K-pop group Kingdom takes the stage during a festival of Korean pop music on Sept. 23 at USC. (Photo by Uprightkid)

By ELLEN ENDO, Rafu Shimpo

Anyone who thinks that K-pop is merely a passing trend is wrong, according to a veteran K-pop music industry executive, who asserts, “The numbers don’t lie.”

Dom Rodriguez, a producer and songwriter who heads the U.S. branch of SM Entertainment, one of South Korea’s largest entertainment companies, was asked about the future of K-pop during a recent forum at the University of Southern California.

Korean actress and singer Kim Sejeong performs at the festival. (Photo by Michael Chow)

“As massive as (K-pop) is today, I think we’re at the starting point of what’s to come,” Rodriguez predicted. “The growth is going to be exponential as we move forward.”

Rodriguez, SM’s senior vice president, manages and has produced songs for NCT 127 and other artists. He appeared on campus as part of a day-long K-pop festa Sept. 23 that also featured a dance competition and concert.

When asked by USC Professor Hye Jin Lee about his company’s creative process, Rodriguez explained that everything comes into play, including the music video, the look, and all the elements “to make it the greatest possible version it can be.”

In addition, says Rodriguez, the song and performance “must be aligned with our vision as a company and what that’s going to mean from a 360 direction and not simply the music alone to the ears, but what does it say to the eyes, what does it say to the mind, what does it say to the group. Is it on-brand?

“Every song is a true journey,” he says. “There’s no real boundary. There’s not a scenario where you say you can’t do this, you can’t do that. If you have a great record, it’s a great record. If we think that it will reach and identify with our audience, and it matches our acts, then we pursue it, but there’s no boundaries.

Dance group Prism Kru wins U.S. Championship in K-pop cover dance competition. (Photo by Michael Chow)

“It’s not a copycat game. It’s … (just) bring us something that’s amazing.”

Rodriguez entered the K-pop industry in 2010. He admits that initially it was difficult to generate mainstream media interest in K-pop. “The growth…has been substantial. To now, where you can’t turn a corner without seeing it. K-pop has arrived, and everybody knows about it. 

“This year alone, I’m starting to see so many more companies and groups focusing on these markets, which is a beautiful thing. But it really speaks to the priority, which is K-pop, as it speaks to the global marketplace.”

USC Professor Hye Jin Lee and K-pop indusry executive Dom Rodriguez field questions during a campus forum about the global hit genre. (ELLEN ENDO/Rafu Shimpo)

A lively question-and-answer session following the discussion revealed robust student interest in entering the K-pop industry in areas ranging from dance to fashion design to marketing.

Rodriguez also manages Red Velvet, Super Junior and aespa in North America, and has produced music for Girls’ Generation, Super M, TVXQ, and EXO.

Lee is a clinical assistant professor at the USC Annenberg School for Communication and Journalism who specializes in teaching and writing about pop culture, media industry, and gender issues in the design and use of technology. 

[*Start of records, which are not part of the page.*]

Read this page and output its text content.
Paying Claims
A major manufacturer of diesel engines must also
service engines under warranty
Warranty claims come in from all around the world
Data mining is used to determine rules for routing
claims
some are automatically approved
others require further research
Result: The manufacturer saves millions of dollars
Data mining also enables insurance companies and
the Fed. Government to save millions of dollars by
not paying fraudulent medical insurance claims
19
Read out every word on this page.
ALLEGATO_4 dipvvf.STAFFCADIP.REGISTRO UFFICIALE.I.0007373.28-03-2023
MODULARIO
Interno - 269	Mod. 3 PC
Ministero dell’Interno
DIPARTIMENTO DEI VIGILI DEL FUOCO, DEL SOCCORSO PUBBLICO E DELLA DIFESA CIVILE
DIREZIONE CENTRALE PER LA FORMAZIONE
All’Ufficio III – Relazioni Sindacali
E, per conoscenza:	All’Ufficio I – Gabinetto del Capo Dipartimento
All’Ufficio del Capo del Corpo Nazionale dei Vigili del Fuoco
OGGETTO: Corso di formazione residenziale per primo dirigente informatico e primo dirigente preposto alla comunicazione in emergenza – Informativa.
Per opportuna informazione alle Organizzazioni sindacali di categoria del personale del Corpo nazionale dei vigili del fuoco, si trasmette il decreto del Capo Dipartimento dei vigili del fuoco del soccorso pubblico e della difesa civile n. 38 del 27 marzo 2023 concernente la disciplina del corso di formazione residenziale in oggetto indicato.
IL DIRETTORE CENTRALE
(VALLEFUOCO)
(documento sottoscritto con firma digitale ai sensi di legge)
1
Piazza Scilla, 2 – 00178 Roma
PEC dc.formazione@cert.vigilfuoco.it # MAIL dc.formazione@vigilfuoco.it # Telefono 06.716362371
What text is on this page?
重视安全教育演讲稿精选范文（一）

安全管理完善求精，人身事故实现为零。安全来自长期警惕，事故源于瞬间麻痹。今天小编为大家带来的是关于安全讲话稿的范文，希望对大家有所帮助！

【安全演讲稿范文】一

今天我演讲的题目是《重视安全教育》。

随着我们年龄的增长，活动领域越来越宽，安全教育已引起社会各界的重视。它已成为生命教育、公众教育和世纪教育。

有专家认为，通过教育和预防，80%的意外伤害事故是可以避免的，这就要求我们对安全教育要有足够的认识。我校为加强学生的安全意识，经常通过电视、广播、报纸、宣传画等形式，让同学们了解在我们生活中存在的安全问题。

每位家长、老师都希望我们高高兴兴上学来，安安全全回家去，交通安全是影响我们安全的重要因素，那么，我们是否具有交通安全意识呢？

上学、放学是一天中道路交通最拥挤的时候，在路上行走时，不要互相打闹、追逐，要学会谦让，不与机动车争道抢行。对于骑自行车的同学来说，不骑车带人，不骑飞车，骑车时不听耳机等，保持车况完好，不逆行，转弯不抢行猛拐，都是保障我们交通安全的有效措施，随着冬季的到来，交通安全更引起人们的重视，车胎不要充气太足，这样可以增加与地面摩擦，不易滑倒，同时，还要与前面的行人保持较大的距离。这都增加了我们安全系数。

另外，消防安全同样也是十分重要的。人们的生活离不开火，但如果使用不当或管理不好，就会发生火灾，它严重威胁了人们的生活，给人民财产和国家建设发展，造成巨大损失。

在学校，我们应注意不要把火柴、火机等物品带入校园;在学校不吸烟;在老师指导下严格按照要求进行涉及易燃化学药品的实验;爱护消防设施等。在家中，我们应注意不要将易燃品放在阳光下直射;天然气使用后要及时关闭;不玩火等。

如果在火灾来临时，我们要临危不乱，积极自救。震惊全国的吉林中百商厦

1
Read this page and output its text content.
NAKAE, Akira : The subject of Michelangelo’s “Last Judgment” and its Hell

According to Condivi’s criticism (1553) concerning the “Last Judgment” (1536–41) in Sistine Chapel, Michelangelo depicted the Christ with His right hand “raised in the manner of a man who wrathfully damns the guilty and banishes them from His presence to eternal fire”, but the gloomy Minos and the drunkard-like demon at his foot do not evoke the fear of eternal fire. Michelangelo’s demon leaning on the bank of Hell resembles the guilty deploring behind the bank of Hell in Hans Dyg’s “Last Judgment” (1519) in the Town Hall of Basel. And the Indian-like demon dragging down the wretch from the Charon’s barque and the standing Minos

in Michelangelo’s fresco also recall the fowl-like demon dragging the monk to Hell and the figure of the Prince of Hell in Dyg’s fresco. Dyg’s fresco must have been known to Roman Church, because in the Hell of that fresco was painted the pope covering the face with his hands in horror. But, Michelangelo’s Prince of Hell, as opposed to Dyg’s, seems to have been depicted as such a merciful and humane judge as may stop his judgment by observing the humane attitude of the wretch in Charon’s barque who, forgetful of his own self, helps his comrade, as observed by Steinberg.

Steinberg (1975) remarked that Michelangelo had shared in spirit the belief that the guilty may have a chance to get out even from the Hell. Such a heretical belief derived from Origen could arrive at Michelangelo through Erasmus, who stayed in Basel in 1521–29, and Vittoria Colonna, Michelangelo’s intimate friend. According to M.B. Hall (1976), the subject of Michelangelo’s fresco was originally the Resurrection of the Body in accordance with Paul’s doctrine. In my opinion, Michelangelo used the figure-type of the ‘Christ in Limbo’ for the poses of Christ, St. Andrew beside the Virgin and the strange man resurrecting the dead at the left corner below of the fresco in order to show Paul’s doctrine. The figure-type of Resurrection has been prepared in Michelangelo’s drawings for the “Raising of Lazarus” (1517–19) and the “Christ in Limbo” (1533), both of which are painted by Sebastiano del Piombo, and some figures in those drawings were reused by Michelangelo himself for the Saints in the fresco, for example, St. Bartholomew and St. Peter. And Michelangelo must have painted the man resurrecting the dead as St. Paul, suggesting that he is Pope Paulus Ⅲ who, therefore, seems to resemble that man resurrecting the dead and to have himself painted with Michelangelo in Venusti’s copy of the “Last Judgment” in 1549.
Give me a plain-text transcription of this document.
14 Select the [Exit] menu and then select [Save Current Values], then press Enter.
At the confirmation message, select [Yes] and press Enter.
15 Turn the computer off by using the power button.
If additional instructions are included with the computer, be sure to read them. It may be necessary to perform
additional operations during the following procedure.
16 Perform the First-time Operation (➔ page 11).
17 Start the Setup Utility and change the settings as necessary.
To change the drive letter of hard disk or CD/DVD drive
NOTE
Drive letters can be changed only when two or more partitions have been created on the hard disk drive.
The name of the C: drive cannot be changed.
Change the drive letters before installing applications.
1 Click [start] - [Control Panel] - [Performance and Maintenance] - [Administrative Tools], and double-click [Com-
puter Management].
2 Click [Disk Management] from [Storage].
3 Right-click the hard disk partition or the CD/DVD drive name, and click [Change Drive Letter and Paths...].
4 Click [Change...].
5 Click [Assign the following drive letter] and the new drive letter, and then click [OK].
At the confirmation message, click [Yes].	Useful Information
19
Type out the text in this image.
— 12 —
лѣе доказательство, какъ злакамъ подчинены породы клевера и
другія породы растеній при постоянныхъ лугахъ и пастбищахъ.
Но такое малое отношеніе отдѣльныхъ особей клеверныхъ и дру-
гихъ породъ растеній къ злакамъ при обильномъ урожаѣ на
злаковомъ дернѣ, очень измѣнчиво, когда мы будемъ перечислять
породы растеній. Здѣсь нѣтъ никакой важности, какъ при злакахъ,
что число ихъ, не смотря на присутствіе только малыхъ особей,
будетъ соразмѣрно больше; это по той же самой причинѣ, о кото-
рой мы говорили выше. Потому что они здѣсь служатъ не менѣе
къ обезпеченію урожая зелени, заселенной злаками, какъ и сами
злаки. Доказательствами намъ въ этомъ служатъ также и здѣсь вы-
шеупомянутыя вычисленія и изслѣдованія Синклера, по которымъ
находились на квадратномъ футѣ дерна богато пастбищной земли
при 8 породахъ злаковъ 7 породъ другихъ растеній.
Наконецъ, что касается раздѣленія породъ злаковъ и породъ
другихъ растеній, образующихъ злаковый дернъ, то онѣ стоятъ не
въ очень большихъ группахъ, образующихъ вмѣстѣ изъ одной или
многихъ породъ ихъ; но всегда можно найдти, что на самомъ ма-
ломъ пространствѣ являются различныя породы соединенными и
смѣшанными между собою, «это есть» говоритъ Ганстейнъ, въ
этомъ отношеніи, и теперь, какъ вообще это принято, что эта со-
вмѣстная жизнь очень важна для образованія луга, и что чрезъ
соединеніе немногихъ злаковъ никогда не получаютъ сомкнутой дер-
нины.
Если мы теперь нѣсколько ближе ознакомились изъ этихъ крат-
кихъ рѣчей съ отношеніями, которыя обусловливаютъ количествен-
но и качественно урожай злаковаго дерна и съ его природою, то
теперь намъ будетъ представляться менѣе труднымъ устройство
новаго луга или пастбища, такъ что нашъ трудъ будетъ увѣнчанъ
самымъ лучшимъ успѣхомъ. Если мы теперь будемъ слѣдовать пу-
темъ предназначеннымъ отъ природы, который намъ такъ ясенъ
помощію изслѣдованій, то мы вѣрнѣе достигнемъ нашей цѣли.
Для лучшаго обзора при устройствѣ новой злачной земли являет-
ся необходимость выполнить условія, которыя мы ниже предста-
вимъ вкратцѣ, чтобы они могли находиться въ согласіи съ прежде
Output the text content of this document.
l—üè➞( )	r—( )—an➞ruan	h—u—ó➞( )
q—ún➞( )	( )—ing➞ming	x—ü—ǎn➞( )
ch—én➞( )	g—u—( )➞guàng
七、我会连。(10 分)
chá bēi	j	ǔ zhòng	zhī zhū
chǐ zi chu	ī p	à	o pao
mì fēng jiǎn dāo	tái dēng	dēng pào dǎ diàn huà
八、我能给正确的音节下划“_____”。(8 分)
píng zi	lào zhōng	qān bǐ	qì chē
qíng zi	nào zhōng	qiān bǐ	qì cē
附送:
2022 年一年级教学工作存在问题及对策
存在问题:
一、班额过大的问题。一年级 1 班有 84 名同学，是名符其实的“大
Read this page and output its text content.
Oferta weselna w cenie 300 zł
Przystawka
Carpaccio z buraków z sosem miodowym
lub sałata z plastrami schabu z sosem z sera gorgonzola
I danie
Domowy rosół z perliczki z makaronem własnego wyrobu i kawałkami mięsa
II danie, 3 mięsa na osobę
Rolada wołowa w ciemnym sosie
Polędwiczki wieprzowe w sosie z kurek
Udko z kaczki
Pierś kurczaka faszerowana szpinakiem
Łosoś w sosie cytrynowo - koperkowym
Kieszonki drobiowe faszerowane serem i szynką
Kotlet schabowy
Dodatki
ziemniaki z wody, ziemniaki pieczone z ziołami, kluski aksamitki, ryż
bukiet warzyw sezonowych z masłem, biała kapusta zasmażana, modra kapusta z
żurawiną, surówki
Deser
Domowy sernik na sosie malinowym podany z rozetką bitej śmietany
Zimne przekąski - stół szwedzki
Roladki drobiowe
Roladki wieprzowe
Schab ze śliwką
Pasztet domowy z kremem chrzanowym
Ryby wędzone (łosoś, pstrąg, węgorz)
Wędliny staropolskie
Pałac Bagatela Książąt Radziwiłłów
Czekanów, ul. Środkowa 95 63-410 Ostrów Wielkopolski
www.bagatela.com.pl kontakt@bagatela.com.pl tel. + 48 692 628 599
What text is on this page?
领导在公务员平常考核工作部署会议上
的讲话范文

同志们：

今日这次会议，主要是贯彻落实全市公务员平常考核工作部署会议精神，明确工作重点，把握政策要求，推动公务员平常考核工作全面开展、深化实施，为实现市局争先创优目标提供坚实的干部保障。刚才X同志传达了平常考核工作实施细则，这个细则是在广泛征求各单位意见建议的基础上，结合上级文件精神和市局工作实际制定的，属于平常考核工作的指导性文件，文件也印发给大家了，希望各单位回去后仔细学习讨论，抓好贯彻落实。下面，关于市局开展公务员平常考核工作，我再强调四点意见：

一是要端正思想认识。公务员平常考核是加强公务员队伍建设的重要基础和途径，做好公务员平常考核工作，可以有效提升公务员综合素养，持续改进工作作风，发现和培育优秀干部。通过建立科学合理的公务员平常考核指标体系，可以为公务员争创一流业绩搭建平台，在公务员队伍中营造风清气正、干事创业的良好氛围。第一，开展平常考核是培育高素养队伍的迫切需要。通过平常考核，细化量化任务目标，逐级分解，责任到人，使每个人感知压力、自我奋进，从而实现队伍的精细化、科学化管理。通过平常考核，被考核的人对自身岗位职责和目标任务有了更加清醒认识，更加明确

Fans cheering at McCarthy Quad. (Photo by Glenn Osaki)

Actress-singer Kim Sejeong performed for the festa in concert along with the seven-member K-pop group Kingdom. She most recently appeared in the K-dramas “Business Proposal” and “The Uncanny Corner,” and was a member of the K-pop groups I.O.I. and Gugudan. Kingdom was formed in 2021 by GF Entertainment, and last April their song “Ascension” reached number one on five Amazon music charts.

To round out the festivities, the university hosted a dance competition spotlighting 12 finalist teams chosen from approximately 100 dance teams from across the U.S. The winning group will represent Team USA in the 2022 K-Pop Cover Dance World Final in Seoul later this month.